Our Natural Language Generation (NLG) platform, Quill, has traditionally been hosted as a multi-tenant solution. That said, our business has expanded rapidly over the years, and we’ve run into a number of limitations for this deployment model, particularly around security, scalability and reliability.
But by adopting AWS Lambda as one of our primary compute platforms, we’ve been able to to solve many of our software-related problems.
Why Multi-tenancy is a win-win situation
For many years, hardware virtualization and multi-tenancy have been the building blocks of providing hosted software services to customers, while creating a cost model that worked for software providers. This model gave customers the ability to use software without the cost and hassle of hosting it internally within their own datacenters. In many cases, this was a win-win situation.
We have traditionally hosted Quill in this way, and it worked well for years. But as the company grew, we ran into a number of limitations.
Challenges with Multi-tenancy
We have faced three key challenges with multi-tenancy: reliability, security and scalability.
Typically, customers don’t think about how their actions can impact other platform users – nor should they. However, on a multi-tenant platform, reliability becomes a main concern. For example, if one customer decides to run a load test against a production endpoint that happens to be a multi-tenant environment, they can cause an outage for everybody in the environment. Companies typically safeguard against this with rate-limiting or try to absorb it with autoscaling, but these solutions don’t always work as planned.
Security is another challenge. To reduce the risk of a breach or other cyber threat, many customers demand that their data be physically separated from other customer data. This can be problematic in a multi-tenant environment, where customers are co-hosted on the same physical or virtual hardware. Traditional scaling techniques, such as dynamically spinning up new virtual hosts to meet demand, have their limitations.
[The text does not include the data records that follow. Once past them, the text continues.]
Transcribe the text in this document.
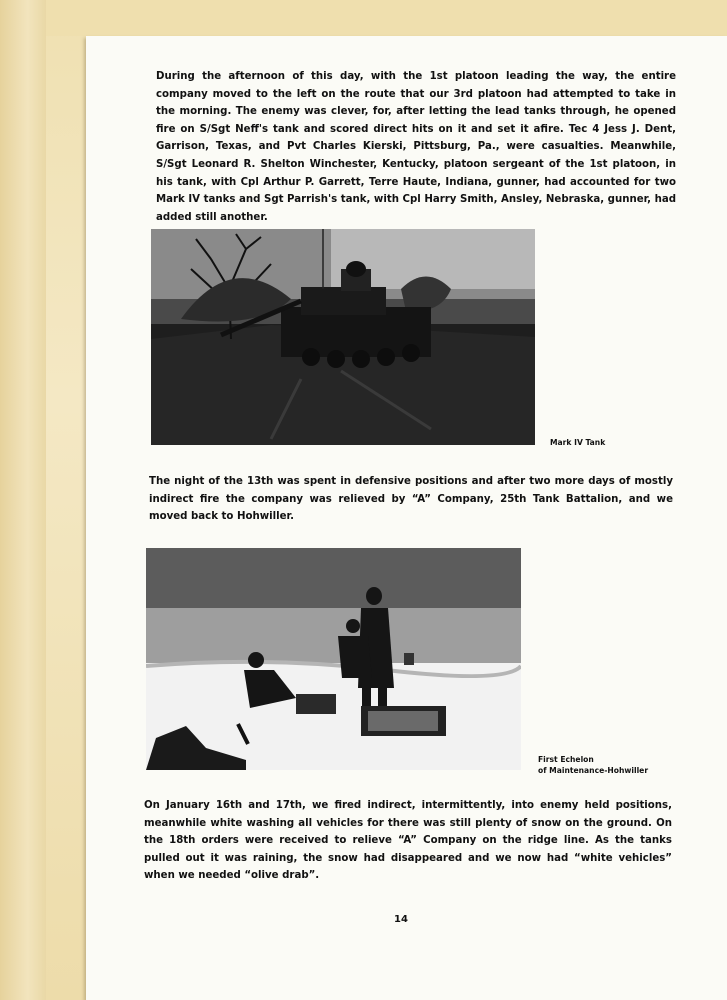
During the afternoon of this day, with the 1st platoon leading the way, the entire company moved to the left on the route that our 3rd platoon had attempted to take in the morning. The enemy was clever, for, after letting the lead tanks through, he opened fire on S/Sgt Neff's tank and scored direct hits on it and set it afire. Tec 4 Jess J. Dent, Garrison, Texas, and Pvt Charles Kierski, Pittsburg, Pa., were casualties. Meanwhile, S/Sgt Leonard R. Shelton Winchester, Kentucky, platoon sergeant of the 1st platoon, in his tank, with Cpl Arthur P. Garrett, Terre Haute, Indiana, gunner, had accounted for two Mark IV tanks and Sgt Parrish's tank, with Cpl Harry Smith, Ansley, Nebraska, gunner, had added still another.

Mark IV Tank

The night of the 13th was spent in defensive positions and after two more days of mostly indirect fire the company was relieved by “A” Company, 25th Tank Battalion, and we moved back to Hohwiller.

First Echelon
of Maintenance-Hohwiller

On January 16th and 17th, we fired indirect, intermittently, into enemy held positions, meanwhile white washing all vehicles for there was still plenty of snow on the ground. On the 18th orders were received to relieve “A” Company on the ridge line. As the tanks pulled out it was raining, the snow had disappeared and we now had “white vehicles” when we needed “olive drab”.

14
Even on a cutting-edge cloud provider such as AWS, it takes a minimum of tens of seconds to provision and initialize new hosts. If a sudden spike in traffic hits a traditional multi-tenant system and it becomes overwhelmed, even a well architected system will experience increased latency or downtime. This means that many companies provision (and pay for) enough hardware to handle spikes in traffic, even though it is sitting idle most of the time.
Lambda to the Rescue
So, how can we isolate customers, provide scalability without cross-impact, AND keep the economics in line with building a profitable business? Narrative Science turned to AWS Lambda to achieve all of these goals.
AWS Lambda is a compute service that allows users to run code without provisioning or managing servers. Lambda automatically manages the compute resources needed to run code in response to certain events – zero administration needed. In short, a user of Lambda uploads a ZIP file full of code, and Lambda then makes that code available via an endpoint. Send data to that endpoint, and the result of the code is returned. This simple concept can be used to build everything from simple APIs to fully featured webapps.
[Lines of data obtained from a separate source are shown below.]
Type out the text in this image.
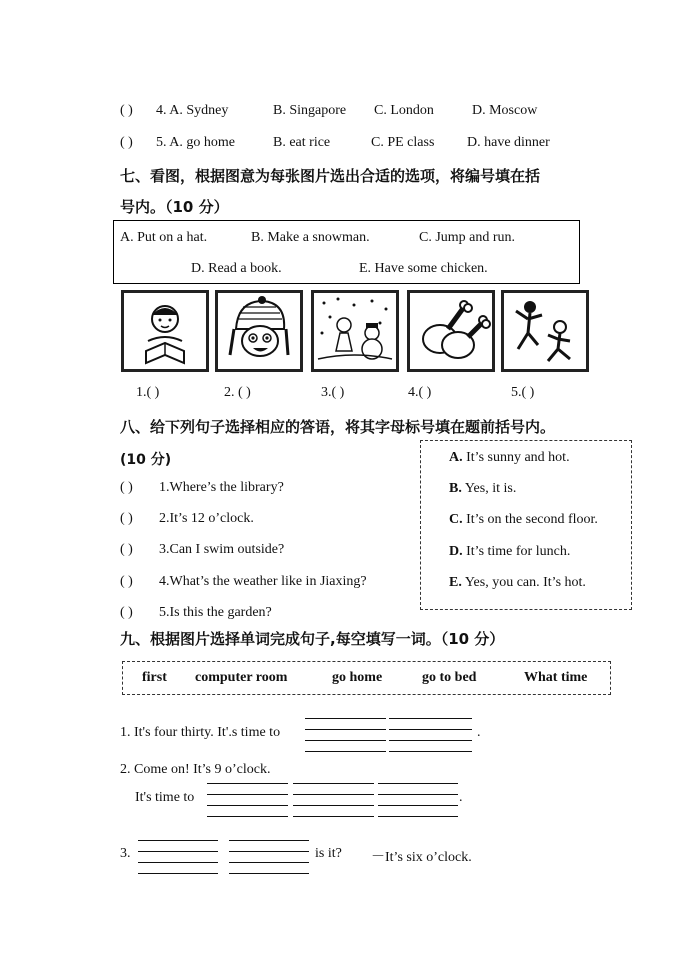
( ) 4. A. Sydney	B. Singapore C. London	D. Moscow
( ) 5. A. go home	B. eat rice	C. PE class D. have dinner
七、看图，根据图意为每张图片选出合适的选项，将编号填在括
号内。（10 分）
A. Put on a hat.	B. Make a snowman.	C. Jump and run.
D. Read a book.	E. Have some chicken.
1.( )	2. ( )	3.( )	4.( )	5.( )
八、给下列句子选择相应的答语，将其字母标号填在题前括号内。
(10 分)
( ) 1.Where’s the library?
( ) 2.It’s 12 o’clock.
( ) 3.Can I swim outside?
( ) 4.What’s the weather like in Jiaxing?
( ) 5.Is this the garden?
A. It’s sunny and hot.
B. Yes, it is.
C. It’s on the second floor.
D. It’s time for lunch.
E. Yes, you can. It’s hot.
九、根据图片选择单词完成句子,每空填写一词。（10 分）
first computer room	go home	go to bed	What time
1. It's four thirty. It'.s time to	.
2. Come on! It’s 9 o’clock.
It's time to	.
3.	is it? －It’s six o’clock.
Lambda “just handles” scaling for us. Now, we have no need to run hardware just in case a customer suddenly makes a large volume of requests. We can also understand how an individual customer’s transaction volume relates to how we support them.
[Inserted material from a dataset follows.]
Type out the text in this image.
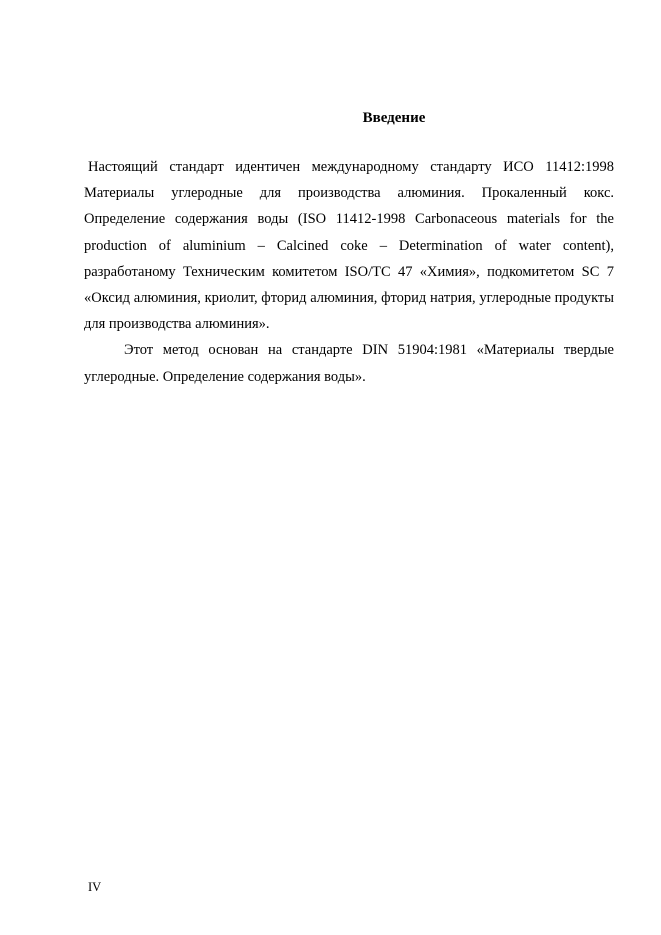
Введение

Настоящий стандарт идентичен международному стандарту ИСО 11412:1998 Материалы углеродные для производства алюминия. Прокаленный кокс. Определение содержания воды (ISO 11412-1998 Carbonaceous materials for the production of aluminium – Calcined coke – Determination of water content), разработаному Техническим комитетом ISO/TC 47 «Химия», подкомитетом SC 7 «Оксид алюминия, криолит, фторид алюминия, фторид натрия, углеродные продукты для производства алюминия».

Этот метод основан на стандарте DIN 51904:1981 «Материалы твердые углеродные. Определение содержания воды».

IV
Lambda also provides isolation. It is a container technology, meaning you can wrap up a single “instance” of all the software necessary to service that customer into a single “function.” Each customer lives in its own Lambda function, with all of the customer’s data and code logically isolated from all other customers. This allows us to provide a unique environment for each of our customers, eliminating a data security concern.
Lambda’s cost model is “pay for what you use” rather than “pay for the maximum amount you might need”. Narrative Science regularly sees spikes in traffic where our platform’s throughput spikes by factors of almost 100. Prior to using Lambda, we needed to provision enough compute resources to handle these spikes in traffic. Now, Lambda handles scaling for us. It has simultaneously decreased compute costs by more than a factor of 10 while also making our systems more resilient, secure, and scalable.